“Desire, which has been his guide during the hours of riding on horseback across the plains, leaves him no peace. Desire fires him, cuts him to pieces, lambastes him. Desire opens up his imagination and closes down his fear.”
Cristina Rivera Garza’s Autobiography of Cotton (translated by Christina MacSweeney, originally published in Spanish in 2020, English in 2026) is a fictionalized accounting of Rivera Garza’s grandparents in the 1930s. Rivera Garza is chasing down breadcrumbs, filing in the gaps of memory and written histories with a fictionalized account. The novel is partly about the unique agricultural government experiment that her grandfather was a part of, the politics surrounding the experiment, the power of the “white gold” cotton, and the strike, and also partly about migration, erasure of identities, and the buried stories of resilience in a land that was, at times, both unforgiving and home.

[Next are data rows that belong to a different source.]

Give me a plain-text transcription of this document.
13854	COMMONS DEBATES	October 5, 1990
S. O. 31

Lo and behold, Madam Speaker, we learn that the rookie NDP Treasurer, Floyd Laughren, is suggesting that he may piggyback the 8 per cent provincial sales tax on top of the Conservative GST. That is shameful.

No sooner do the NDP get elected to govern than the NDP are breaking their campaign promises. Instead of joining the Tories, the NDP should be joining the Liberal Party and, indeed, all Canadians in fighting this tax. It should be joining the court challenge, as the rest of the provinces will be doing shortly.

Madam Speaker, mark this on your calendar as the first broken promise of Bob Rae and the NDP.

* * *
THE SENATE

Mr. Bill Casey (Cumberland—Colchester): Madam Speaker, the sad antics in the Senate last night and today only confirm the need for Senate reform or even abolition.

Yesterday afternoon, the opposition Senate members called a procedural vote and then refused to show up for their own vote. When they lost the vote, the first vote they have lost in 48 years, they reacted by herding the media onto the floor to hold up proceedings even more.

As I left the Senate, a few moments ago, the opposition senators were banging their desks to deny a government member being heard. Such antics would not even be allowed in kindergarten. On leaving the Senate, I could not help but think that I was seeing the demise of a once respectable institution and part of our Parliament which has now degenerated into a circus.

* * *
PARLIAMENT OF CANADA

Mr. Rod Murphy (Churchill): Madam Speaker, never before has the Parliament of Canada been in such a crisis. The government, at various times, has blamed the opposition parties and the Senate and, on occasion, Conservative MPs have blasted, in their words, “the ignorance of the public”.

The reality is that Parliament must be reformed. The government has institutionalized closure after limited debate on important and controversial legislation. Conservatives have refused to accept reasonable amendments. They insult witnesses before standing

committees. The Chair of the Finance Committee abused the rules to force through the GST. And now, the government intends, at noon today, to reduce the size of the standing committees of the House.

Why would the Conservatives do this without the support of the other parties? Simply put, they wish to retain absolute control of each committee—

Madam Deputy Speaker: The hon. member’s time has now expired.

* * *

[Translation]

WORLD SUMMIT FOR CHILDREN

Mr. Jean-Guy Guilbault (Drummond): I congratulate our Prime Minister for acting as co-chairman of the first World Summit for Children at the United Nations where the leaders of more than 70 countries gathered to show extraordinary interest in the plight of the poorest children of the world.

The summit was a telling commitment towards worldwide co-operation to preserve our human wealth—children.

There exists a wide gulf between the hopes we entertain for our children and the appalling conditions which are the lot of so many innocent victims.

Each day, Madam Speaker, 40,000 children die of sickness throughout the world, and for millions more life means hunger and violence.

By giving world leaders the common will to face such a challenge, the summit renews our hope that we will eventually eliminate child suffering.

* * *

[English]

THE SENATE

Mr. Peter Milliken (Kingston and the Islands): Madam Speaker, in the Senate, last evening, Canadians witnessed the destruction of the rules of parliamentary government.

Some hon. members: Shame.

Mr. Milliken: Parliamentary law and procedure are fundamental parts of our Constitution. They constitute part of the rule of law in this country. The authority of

The novel is bit genre-bending, and there are sections that read as if pulled from a history text. Interspersed in these dry sections are moments of raw humanity – a woman finding the marriage certificate of her grandparents and becoming alarmed that it reads “by abduction.” Marriage by abduction was common in rural areas during this time as couples eloped; but the distinction also applied to forced marriages and stolen flesh. Rivera Garza also learns that her grandfather was indigenous – a fact that had been wiped out of the archives. There are additional discussions concerning how names changed, dates changed, birth places changed, etc with each piece of documentation she finds.
It’s an interesting novel, but I wish it had dabbled in the fictional retelling more.